Let $n\geq 2$ integer. The arithmetic function $$\sigma(n)=\sum_{d\mid n}d$$ is the sum of divisor function, and $\pi(x)$ the prime-counting function.
I know how to solve this puzzle that I am written this morning:
Puzzle 1. Find the solutions over integers $n\geq 2$ for $$2\sigma(\pi(n))=n.\tag{1}$$ Solution (Wrong, see comments). The sequence starts as $2,12,26,504\ldots$ One knows that $2\sigma(\pi(n))>2\pi(n)$, and Chebyshev's bounds about (I say for example the identity (8) from this MathWorld ) in the context of the prime number theorem tells me that as there exists a $N_0$ such that $\forall n>N_0$ one has $2\sigma(\pi(n))>\frac{14}{8}n>n$. Thus the solution of our puzzle can be get using a computer since I know that there exist finitely many solution of $(1)$.$\square$
In the same way, trying do a joke using the condition to be a perfect number $$\sigma(n)=2n,$$ with the intention to combine with particular values of the prime-counting function I've consider this more interesting
Puzzle 2. Find the solutions over integers $n\geq 2$ for $$\sigma(\pi(n))=\pi(2n).\tag{2}$$
Computational fact. The sequence for Puzzle 2 starts as $$3, 5, 9, 45, 46, 47, 48, 761, 1301, 1302,\ldots$$
Question. What is the strategy to solve Puzzle 2? Are there finilety many solutions of $(2)$? Many thanks.

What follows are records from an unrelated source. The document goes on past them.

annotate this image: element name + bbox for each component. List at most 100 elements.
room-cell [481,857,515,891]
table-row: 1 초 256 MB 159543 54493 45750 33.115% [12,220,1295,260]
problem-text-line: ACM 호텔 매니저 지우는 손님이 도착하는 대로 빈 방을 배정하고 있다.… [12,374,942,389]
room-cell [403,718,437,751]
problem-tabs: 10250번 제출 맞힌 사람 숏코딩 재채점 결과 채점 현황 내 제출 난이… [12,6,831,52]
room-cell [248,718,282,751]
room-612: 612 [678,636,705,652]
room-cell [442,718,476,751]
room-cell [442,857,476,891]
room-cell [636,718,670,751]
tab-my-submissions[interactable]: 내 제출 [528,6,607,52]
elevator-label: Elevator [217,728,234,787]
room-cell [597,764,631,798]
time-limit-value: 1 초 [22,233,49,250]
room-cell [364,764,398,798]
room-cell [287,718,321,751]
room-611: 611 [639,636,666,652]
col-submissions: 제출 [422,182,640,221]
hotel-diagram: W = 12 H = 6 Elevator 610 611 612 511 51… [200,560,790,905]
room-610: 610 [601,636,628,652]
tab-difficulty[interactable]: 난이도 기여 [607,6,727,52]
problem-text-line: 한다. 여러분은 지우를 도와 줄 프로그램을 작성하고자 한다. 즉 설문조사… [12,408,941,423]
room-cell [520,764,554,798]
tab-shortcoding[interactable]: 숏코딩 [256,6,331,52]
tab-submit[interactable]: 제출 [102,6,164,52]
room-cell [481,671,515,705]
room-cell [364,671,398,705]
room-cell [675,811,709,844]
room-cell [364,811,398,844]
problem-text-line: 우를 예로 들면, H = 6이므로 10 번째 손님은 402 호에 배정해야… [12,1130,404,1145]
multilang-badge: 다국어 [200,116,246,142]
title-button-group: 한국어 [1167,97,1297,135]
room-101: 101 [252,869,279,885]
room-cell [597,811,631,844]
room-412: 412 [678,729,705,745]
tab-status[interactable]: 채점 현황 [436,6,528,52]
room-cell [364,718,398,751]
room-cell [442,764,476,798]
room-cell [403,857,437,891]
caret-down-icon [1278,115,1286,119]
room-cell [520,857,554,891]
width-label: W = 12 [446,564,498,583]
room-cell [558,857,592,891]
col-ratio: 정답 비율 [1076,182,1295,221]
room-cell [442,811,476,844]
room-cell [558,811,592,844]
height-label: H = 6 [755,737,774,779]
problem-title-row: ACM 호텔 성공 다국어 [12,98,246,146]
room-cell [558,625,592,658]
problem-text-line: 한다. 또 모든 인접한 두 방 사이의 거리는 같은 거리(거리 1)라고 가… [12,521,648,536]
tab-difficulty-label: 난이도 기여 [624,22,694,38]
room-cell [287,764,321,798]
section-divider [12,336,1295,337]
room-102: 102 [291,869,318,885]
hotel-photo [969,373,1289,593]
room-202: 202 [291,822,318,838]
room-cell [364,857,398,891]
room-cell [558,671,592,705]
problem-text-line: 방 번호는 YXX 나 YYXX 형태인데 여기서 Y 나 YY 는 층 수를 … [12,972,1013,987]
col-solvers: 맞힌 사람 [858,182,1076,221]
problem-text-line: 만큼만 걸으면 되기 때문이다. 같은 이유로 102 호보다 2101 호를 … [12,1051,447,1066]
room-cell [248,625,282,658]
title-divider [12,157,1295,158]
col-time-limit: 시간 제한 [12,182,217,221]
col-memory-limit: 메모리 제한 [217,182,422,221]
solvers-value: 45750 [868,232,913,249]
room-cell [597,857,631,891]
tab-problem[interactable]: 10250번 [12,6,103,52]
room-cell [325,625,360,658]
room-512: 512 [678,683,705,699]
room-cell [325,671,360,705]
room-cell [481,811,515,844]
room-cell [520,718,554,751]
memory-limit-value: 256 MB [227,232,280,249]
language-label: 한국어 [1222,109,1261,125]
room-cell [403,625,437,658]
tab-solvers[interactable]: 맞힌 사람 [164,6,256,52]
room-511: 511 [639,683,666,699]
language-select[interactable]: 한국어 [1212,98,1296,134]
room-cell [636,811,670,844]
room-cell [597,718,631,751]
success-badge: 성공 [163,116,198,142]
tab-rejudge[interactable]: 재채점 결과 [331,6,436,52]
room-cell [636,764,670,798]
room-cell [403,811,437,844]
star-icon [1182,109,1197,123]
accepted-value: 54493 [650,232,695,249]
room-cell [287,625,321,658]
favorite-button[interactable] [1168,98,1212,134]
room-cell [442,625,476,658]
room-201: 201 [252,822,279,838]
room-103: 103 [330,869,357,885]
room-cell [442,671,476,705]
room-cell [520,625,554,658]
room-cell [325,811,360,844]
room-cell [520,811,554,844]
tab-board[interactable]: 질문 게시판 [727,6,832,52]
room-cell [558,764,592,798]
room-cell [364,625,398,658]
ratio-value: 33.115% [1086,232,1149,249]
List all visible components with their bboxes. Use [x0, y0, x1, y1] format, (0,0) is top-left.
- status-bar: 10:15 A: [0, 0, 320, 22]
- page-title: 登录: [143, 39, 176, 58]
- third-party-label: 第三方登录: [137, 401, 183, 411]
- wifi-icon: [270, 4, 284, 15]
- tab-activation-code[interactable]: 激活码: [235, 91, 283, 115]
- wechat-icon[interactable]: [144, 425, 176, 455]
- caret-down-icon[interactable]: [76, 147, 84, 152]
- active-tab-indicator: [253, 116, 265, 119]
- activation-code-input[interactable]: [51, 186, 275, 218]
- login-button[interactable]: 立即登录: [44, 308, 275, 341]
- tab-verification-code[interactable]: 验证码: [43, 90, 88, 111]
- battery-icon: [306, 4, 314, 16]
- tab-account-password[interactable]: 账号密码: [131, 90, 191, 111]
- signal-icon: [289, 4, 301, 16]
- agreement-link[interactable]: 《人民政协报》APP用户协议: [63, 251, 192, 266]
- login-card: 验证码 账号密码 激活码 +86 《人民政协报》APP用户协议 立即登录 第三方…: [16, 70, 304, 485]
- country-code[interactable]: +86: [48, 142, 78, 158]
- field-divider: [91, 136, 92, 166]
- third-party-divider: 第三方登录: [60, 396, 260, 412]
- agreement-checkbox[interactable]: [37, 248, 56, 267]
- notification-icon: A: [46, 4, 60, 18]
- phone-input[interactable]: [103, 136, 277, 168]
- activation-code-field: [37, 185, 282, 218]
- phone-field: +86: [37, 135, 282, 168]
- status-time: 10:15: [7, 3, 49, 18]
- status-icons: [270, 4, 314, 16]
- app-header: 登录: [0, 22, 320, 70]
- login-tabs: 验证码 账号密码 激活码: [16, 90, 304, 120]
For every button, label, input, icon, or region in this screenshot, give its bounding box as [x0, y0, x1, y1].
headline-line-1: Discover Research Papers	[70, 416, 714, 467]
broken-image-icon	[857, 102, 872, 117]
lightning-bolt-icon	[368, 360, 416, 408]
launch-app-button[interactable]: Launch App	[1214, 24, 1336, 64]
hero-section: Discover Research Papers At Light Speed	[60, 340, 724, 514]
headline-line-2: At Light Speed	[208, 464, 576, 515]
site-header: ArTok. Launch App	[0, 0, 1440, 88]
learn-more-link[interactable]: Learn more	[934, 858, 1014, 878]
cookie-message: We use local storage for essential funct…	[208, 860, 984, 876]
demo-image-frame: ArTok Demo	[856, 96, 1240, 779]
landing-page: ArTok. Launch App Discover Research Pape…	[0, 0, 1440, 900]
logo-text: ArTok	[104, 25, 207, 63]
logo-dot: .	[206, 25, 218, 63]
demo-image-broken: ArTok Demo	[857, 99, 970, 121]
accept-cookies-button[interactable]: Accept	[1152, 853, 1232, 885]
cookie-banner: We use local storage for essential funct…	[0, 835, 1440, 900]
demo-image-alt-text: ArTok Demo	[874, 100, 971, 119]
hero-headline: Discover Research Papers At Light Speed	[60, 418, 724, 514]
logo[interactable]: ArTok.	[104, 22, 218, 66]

Comment: Finally, I tried find in Internet if such sequences were in the literature, I call these sequence of integers as $\pi$erfect numbers (the first kind, the second kind...). I don't know if it is possible write a more nice puzzle using the prime-counting function, and the notion to be perfect (with a more difficult solution).